Patrick Sercu over de koers, het leven en de dood: “Ik ben bang om af te zien”

Patrick Sercu is met achtentachtig zesdaagsen op zijn naam, waarvan elf in ‘zijn’ Gent, de meest succesvolle pistier aller tijden. Olympisch goud en drie wereldtitels maken zijn palmares compleet. Ook na zijn carrière bleef de West-Vlaming als coach en organisator vooral op de piste actief. Vandaag probeert de 72-jarige Sercu vooral te genieten van zijn pensioen.

Dat hij wat meer gebogen loopt. En al eens naar adem hapt als hij lang spreekt. De ouderdom, zal hij zeggen. “Wie verbetert er als hij ouder wordt? Niemand. Gelijk wat je in je leven gedaan hebt. Drie jaar geleden heb ik goed gesukkeld. Dat begon met een hartoperatie, daarna een longontsteking, en de problemen bleven duren. Maar goed, ik mag niet klagen vandaag. Al rijd ik niet meer met de fiets. Te gevaarlijk, ik ben niet meer behendig genoeg.”
De fiets, de liefde is hem met de paplepel ingegeven. Vader Albert ‘Berten’ was ook prof en baatte een fietswinkel, annex café, uit in het West-Vlaamse Izegem. “Lag het aan mijn moeder, ik was geen coureur geworden. Mijn broer studeerde verder, aan de universiteit. Ik wou koersen. Ik wist dat al toen ik tien was.”

Ben je gelukkig met je carrière?
Ik peis dat ik mijn deel gedaan heb. En ik heb het altijd graag gedaan. Maar je weet dat je niet kan koersen tot je 60 bent. Ik ben gestopt op 39. Ik zou fysiek nog twee jaar meegekund hebben, maar de gedrevenheid was weg. Het moeilijkste is dat trainen altijd, en vaak weg zijn van huis. Vandaag hoor je coureurs ook klagen daarover, maar die pakken wel het vliegtuig voor elke verplaatsing. En naar het trainingskamp nemen ze hun vrouw en kinderen mee. Dat is een vorm van vakantie geworden. (glimlacht) Och, de tijden zijn veranderd. Alleen het winnen is even moeilijk gebleven.

Heb je geen spijt dat je pas laat op de weg begonnen bent? Met zes ritten en een groene trui in de Tour en dertien ritten in de Giro heb je ook daar je sporen verdiend.
Moest ik opnieuw mogen beginnen, zou ik doen als alle anderen. Minder zesdaagsen, meer wegkoersen. Voor dadde (toont geldgebaar met vingers, red). Een klassieker is het enige wat ik nooit gewonnen heb. Ik ben er een paar keer dichtbij geweest, zeker in Gent-Wevelgem. Maar ik heb geen spijt. Je kan je leven toch niet herdoen.
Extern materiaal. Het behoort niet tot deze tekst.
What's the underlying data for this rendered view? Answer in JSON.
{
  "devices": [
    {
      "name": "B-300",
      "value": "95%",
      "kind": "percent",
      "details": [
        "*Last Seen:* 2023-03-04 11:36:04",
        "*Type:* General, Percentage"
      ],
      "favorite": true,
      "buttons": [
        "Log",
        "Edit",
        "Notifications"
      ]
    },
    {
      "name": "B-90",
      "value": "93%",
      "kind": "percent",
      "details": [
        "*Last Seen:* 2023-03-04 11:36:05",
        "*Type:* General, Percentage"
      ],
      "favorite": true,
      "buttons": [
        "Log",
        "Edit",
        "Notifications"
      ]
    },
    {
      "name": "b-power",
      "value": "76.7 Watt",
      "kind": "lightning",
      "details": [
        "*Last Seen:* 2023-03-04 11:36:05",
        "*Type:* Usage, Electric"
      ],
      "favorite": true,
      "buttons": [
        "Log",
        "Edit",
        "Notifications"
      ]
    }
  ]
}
Met achtentachtig zesdaagsen op zak ben jij recordhouder. Wat was jouw geheim?
Ik had de fysiek én de interesse. Is dat een geheim? Vandaag wil niemand nog zoveel zesdaagsen rijden. Clubs leiden jongeren meteen naar de weg, naar het grote geld. Op de piste valt er minder te verdienen. Vroeger was dat anders. Toen ik 26 was, heb ik mij ook toegelegd op weg, maar ik heb geen zesdaagse overgeslagen. Voor het geld, ik doe daar niet flauw over.

“Zesdaagsen kunnen niet meer concurreren met de weg. Gent is blijkbaar een uitzondering.”

Staan zesdaagsen daarom wereldwijd onder druk vandaag?
Dat zal wel. De aanwezigheid van toppers is een voorwaarde om publiek te lokken. Zesdaagsen kunnen niet meer concurreren met de weg. Gent is blijkbaar een uitzondering. Ik weet ook niet waarom. Dat is altijd al zo. In 1965, toen ik voor het eerst won, was het al elke dag uitverkocht. Wij staan financieel nochtans niet sterker dan andere zesdaagsen. We kunnen maar zesduizend man zetten, terwijl er in Berlijn vijftienduizend man binnen kan. Blijkbaar heeft Gent iets wat renners en publiek aantrekt.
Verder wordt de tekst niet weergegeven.